Serena Lao "Vaneddi" (Ed. Arianna)

di Francesca Luzzio

 

Leggere il racconto lungo, Vaneddi di Serena Lao è fondamentale per chi vuole conoscere la Palermo popolare degli anni cinquanta: gli usi, le tradizioni, i costumi,   l’ economia  emergono con una limpidezza di dettato che solo l’intenso amore per Ballarò, suo quartiere natio, poteva generare.     Senza fingimenti letterari, quali, ad esempio, la proustiana madeleine, la scrittrice dà avvio al flusso della memoria e rivive  il vissuto infantile, che alberga nei meandri reconditi  della sua essenza  ed ha contribuito a generare la sua  attuale, splendida personalità.                                                             

Serena Lao con vivacità immaginifica, ma anche con grande malinconia, riesce a fare riaffiorare personaggi, eventi e li affida alla scrittura, dando ad essi quell’immortalità che solo la letteratura riesce a garantire, consegnando così ai posteri un mondo, una realtà altrimenti per sempre perduta.

Viuzze, case, balconi e banconi del mercato, usi e tradizioni  diventano coprotagonisti ed acquistano vita in una simbiosi osmotica che, se mancasse, ridurrebbe l’opera a pura , asettica descrizione.
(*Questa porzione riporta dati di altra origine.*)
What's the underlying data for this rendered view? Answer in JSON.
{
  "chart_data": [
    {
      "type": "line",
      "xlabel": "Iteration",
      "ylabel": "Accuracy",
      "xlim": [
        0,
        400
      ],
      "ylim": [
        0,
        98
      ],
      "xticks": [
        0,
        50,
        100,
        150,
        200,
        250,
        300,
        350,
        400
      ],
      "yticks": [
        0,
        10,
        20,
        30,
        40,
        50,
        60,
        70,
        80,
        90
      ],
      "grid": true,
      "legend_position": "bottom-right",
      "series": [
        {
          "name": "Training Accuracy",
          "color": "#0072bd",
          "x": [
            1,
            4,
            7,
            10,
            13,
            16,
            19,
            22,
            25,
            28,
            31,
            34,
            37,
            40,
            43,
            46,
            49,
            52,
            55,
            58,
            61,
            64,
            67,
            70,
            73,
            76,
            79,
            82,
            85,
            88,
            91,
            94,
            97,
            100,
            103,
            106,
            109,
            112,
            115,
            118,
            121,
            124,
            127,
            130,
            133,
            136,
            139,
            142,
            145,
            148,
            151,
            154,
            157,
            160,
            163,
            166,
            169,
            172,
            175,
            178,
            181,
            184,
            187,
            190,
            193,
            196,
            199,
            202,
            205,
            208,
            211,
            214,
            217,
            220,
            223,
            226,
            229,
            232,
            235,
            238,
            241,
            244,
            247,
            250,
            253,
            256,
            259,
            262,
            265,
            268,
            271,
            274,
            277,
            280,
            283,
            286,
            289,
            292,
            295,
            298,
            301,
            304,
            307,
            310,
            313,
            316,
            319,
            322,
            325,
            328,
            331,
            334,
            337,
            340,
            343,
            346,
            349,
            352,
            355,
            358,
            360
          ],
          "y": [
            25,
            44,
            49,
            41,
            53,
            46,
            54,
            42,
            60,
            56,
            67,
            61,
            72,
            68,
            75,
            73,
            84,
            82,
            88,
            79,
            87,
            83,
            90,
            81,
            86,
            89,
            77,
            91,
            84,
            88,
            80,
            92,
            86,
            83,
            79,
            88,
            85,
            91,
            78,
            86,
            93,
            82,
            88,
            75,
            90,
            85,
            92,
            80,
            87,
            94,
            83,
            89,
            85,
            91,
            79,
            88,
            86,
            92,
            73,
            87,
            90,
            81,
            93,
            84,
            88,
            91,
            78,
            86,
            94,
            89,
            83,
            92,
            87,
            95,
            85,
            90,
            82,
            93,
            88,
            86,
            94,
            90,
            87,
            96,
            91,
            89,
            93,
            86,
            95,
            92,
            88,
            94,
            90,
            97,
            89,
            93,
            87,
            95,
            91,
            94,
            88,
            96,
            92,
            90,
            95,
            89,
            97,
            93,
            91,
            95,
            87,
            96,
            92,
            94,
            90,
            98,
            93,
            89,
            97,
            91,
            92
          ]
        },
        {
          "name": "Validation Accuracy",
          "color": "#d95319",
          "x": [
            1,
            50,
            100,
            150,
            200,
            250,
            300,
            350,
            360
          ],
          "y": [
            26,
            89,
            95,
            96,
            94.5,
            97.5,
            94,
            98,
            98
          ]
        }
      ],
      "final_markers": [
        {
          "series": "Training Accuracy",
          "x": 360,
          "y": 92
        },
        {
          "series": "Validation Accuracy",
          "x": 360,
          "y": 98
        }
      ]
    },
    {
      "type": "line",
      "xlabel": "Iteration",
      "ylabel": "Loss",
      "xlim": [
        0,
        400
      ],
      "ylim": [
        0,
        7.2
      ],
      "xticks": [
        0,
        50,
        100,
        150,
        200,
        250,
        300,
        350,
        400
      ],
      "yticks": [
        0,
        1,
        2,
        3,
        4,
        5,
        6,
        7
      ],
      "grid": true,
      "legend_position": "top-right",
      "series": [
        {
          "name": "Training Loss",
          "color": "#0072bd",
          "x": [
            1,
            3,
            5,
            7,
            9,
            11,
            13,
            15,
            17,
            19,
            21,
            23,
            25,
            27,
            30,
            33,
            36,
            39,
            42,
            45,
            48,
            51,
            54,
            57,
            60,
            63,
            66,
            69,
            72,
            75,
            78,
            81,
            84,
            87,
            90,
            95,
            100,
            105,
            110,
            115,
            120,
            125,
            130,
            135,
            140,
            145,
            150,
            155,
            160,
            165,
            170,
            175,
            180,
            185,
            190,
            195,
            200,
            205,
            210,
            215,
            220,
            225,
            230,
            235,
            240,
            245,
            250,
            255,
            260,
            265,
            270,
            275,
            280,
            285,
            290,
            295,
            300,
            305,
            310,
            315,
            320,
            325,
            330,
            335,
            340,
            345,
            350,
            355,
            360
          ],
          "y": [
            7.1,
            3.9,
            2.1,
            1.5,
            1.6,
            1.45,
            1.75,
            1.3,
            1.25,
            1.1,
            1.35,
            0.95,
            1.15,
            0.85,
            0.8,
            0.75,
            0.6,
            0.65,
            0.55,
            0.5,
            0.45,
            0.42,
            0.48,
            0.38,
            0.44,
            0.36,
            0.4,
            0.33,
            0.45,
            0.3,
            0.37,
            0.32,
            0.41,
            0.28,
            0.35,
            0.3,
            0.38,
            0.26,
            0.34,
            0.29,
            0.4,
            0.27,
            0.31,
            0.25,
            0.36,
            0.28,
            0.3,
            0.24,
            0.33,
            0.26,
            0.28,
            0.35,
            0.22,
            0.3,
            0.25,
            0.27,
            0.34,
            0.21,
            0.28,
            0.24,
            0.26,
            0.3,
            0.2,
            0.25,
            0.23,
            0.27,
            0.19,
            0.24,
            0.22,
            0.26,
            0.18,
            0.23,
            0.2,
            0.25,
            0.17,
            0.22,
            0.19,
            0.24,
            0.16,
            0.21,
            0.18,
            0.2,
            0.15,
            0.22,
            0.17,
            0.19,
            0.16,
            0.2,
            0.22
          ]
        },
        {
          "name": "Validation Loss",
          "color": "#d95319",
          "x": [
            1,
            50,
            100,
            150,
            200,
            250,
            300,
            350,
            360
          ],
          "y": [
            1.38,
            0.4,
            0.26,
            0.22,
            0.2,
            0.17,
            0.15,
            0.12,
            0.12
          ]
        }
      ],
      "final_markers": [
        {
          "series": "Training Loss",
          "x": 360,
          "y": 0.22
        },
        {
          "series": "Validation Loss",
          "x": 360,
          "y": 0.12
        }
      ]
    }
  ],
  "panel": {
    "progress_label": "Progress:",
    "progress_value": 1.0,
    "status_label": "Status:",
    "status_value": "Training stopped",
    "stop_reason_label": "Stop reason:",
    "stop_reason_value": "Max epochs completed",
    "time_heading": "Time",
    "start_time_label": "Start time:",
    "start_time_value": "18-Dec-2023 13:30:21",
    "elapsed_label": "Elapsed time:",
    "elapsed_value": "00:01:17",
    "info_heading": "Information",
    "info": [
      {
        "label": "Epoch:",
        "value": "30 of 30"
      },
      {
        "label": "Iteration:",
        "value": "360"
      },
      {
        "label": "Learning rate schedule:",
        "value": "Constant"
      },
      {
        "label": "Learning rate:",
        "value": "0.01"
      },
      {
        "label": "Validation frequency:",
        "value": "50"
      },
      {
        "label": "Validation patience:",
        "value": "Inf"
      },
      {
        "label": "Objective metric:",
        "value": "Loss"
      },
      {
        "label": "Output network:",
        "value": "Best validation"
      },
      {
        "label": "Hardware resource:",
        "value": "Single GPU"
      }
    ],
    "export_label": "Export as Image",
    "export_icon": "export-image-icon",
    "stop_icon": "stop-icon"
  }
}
Ovviamente a favorire questo concerto  in cui ogni strumento concorre con il suo suono è, come già si è detto, l’animo della scrittrice-poetessa che nel rievocare trasmette a persone, cose ed eventi il pathos che l’anima nel momento in cui  li rivive.                                                          

Il racconto lungo, diviso in cinque sezioni, propone un mondo che oggi  non esiste più, o meglio, esiste, ma è diverso: Ballarò non è più quella di una volta, né c’è più quell’umanità; i tempi cambiano, la mentalità pure  e ciò che è stato può esistere solo nella nostra memoria . Così la malinconia ci assale perché quell’umanità semplice e sincera, solidale sebbene povera, che sapeva gioire delle piccole cose si è dileguata come nebbia al sole.       

  La scrittrice rivede nel cuore e nell’immaginazione e ci descrive la casa in cui nacque,  le vie in cui da bambina si muoveva, ma niente ormai risuona della povera felicità che albergava allora ovunque: nella gente, nelle case, persino nelle basole delle strade che, ormai maleodoranti e ricolme di cumuli d’immondizia, sembrano emblematicamente simboleggiare la decadenza attuale.                                  

 

  Lo stile limpido e scorrevole è allietato da parole o frasi in dialetto che ulteriormente vivificano l’immaginazione del lettore, man mano che s’immerge nella realtà di un passato  e di un quartiere-mercato di cui ormai resta, quasi, solo il nome: Ballarò!